Les événements récents qui embrasent les banlieues françaises font écho à l’interview accordée à Témoignage ACO par un responsable du Mouvement pour une Alternative Non Violente. Un point de vue intéressant pour tenter de prendre du recul sur une actualité brûlante dans tous les sens du terme.


Patrick Hubert milite au Mouvement pour une Alternative Non-violente (MAN). Il y est mandaté auprès d’ATD Quart Monde. Il promeut la non-violence dans les quartiers et parmi les personnes en situation de précarité. Il explique pourquoi la non-violence est une réponse adaptée à la recherche de la paix.

Comment définissez-vous la non-violence ?

Le mot est offert par Gandhi via le terme sanscrit « a himsa » : il peut se traduire par le refus de faire violence à un être vivant. C’est une déligitimation de la violence, une lutte contre la violence plus qu’un refus de la violence. La non-violence est une exigence philosophique et un principe d’action, tout le contraire de la passivité.

Colombe de la paix lors d’un partage organisé par l’ACO à Tarbes
Action catholique ouvrière

Elle implique de bâtir une stratégie pour atteindre un objectif mais dans le respect inconditionnel de l’intégrité physique et morale de l’adversaire. En général, elle est utilisée pour dénoncer ou résoudre une situation d’injustice. Dans les cas extrêmes, elle peut conduire au risque de mourir plutôt que de tuer. Adopter une attitude non violente demande plus de courage que prendre une arme.

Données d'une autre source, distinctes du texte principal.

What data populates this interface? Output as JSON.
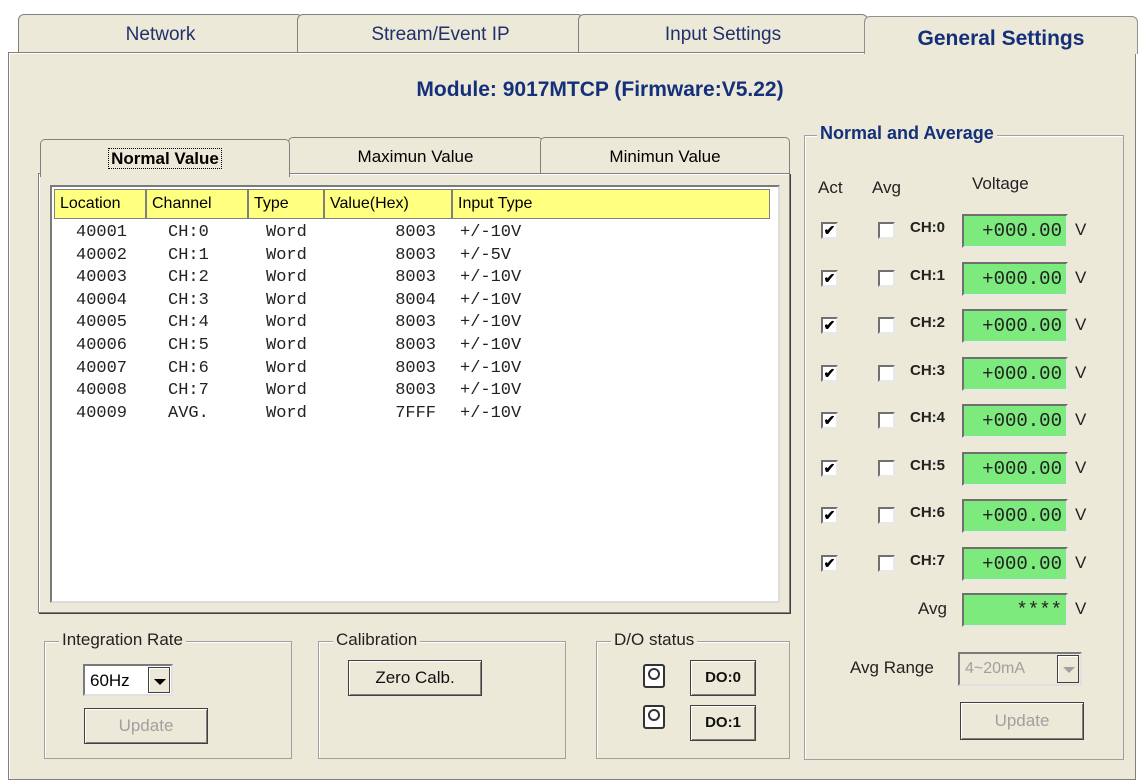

Quelle est l’histoire de ce courant de pensée ?

Gandhi nous a offert ce mot mais il n’est pas le précurseur de la non-violence. Il se référait à des courants de sagesse plus anciens, comme le bouddhisme ou le jaïnisme. Gandhi a aussi été touché par Jésus Christ : il faisait souvent référence aux Béatitudes. En Afrique du Sud, Gandhi a correspondu avec Léon Tolstoï qui développait, sur la fin de sa vie, une philosophie proche de la non-violence. Plus récemment, ce courant de pensée a puisé à d’autres sources : Martin Luther King, les mères de la place de Mai en Argentine … Nous pouvons encore citer les évêques Guy Riobé et Jacques Gaillot. Enfin, n’oublions pas Jean-Marie Muller, cofondateur du MAN, et le général de Bollardière qui a dénoncé l’usage de la torture en Algérie.

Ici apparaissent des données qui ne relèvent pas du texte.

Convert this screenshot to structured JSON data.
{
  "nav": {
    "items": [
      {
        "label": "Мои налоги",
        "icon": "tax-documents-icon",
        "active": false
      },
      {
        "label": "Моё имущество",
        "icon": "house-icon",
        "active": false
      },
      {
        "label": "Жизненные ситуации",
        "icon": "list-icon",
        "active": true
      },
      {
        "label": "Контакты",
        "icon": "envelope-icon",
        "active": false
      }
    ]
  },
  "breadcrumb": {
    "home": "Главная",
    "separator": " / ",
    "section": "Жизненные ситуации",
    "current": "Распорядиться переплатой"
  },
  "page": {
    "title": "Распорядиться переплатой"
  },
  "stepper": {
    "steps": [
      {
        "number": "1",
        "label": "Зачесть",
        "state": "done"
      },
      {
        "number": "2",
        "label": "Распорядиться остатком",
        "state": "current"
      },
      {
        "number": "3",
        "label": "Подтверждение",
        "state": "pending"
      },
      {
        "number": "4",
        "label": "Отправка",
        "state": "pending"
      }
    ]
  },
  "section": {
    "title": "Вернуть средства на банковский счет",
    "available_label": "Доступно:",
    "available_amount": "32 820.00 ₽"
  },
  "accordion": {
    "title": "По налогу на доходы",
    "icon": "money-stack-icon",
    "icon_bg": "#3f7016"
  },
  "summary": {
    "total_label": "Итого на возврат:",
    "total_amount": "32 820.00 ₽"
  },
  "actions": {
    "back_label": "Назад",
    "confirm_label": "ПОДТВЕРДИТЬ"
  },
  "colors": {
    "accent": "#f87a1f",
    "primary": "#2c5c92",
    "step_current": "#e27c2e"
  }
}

Comment est née votre association ?

Jacques de Bollardière a assisté un jour à une conférence de Jean-Marie Müller sur la non-violence. Il est venu lui dire que cela rejoignait sa manière de penser. Et par la suite, il a assuré que le MAN prolongeait sa philosophie. Il s’efforçait toujours de respecter l’ennemi, pendant la 2ème guerre mondiale, puis en Indochine ou en Algérie. Il n’était pas un militaire comme les autres. En 1973, Jean-Marie Muller et Jacques de Bollardière ont participé, avec Brice Lalonde, Jean Toulat et Gilbert Nicolas, à l’expédition du voilier Fri - liberté en Danois - pour tenter de s’opposer aux essais nucléaires à Mururoa.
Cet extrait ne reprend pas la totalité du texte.